Menjadi tidak mengherankan ketika di sini aku menemukan beberapa sosok Belanda yang masih sering berkeliaran di sekitaran rumah. Seorang noni Belanda bahkan kadang menunjukkan bahwa dia ada kepada beberapa orang yang berada di sini. Entah melalui mimpi atau dalam keadaan terjaga. Aku tidak tahu sejarahnya, tetapi kutaksir mungkin dia salah satu yang pernah menghuni di daerah sini. Tidak jauh dari Jelok ada beberapa rumah yang berjajar rapi berbentuk sangat kolonial.
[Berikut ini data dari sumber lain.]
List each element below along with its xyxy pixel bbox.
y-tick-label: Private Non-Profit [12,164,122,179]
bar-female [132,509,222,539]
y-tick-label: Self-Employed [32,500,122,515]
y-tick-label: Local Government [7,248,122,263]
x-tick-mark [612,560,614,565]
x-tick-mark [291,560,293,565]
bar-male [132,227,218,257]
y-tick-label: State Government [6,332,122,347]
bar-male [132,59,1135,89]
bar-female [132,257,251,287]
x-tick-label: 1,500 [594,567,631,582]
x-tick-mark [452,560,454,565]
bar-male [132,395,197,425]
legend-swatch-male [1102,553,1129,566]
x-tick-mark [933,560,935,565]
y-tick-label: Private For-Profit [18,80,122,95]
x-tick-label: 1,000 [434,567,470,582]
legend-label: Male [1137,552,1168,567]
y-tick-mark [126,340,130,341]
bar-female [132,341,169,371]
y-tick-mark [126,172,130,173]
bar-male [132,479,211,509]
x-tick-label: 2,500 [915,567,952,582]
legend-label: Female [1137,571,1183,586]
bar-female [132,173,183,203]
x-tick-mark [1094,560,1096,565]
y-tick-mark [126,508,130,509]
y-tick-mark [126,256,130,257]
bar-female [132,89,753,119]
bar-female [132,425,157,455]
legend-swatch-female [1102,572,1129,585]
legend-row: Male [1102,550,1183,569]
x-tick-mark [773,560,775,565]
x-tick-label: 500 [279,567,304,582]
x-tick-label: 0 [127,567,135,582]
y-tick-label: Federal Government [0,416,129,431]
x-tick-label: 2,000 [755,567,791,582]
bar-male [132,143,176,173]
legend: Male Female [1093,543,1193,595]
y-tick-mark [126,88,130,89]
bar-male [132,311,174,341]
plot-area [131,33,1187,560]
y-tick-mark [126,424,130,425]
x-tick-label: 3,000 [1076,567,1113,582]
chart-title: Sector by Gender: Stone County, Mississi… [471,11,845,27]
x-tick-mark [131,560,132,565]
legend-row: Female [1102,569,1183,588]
Bisa saja zaman dulu deretan rumah itu adalah pemukiman Belanda. Bisa juga rumah tempat tinggal eyang buyut sebenarnya adalah milik keluarga Belanda yang kemudian didiami oleh keluarga eyang buyut dan dirombak mengikuti selera mereka. Atau, bisa juga noni itu adalah salah satu musuh yang tertembak oleh senapan eyang buyut putri. Aku tidak pernah tahu. Yang jelas dia ada.
Aku pertama kali melihatnya ketika sedang duduk di sofa menekuni acara televisi pagi hari yang tidak begitu menarik. Saat itulah ketika aku mendesah karena bosan dan memalingkan muka dari televisi, aku melihat sekilas tanpa sengaja dari sudut mataku melalui jendela kaca ruang tengah, seseorang tengah duduk di ayunan di bawah pohon cemara yang sudah berumur cukup tua. Entah mengapa kakek menanam dan merawat pohon cemara di halaman rumah padahal tidak ada yang merayakan natal di sini. Identik sekali natal dengan pohon cemara, maka ketika kecil aku terheran-heran dengan pohon cemara milik kakek yang nampak sangat ganjil harus tumbuh di halaman rumah keluarga muslim.
Mungkin hanya halusinasi karena kurang tidur, bisikku pada diriku sendiri ketika aku melihat noni Belanda itu sedang duduk di sana sambil menekuni sebuah buku, entah apa. Aku kembali memandang ke layar televisi. Acara kini berganti dengan acara musik yang berisi orang bersorak-sorak. Aku tidak bisa fokus mendengarkan nyanyian sumbang si pengisi acara karena sosok yang sedang duduk di bawah pohon cemara nampaknya lebih menarik untuk diamati. Sekali lagi, mataku melirik ke arahnya. Kali ini dia tidak sedang menunduk membaca buku. Dia pun sedang memandang ke arahku. Wajah seorang bule yang berkulit putih pucat dengan rambut coklat keemasan menatapku balik. Ada sedikit senyum terbersit di bibirnya. Jantungku berdegup kencang. Itulah pertama kalinya aku mungkin melihat sosok selain manusia. Semenit kami saling berpandangan dan momen itu terasa sangat panjang bagiku. Aku seperti membeku dan tidak tahu harus melakukan apa, sampai nenek memanggilku untuk membantunya di dapur, aku mengedipkan mata sedetik dan ketika kucari sosok itu di bawah pohon cemara, dia sudah tidak ada.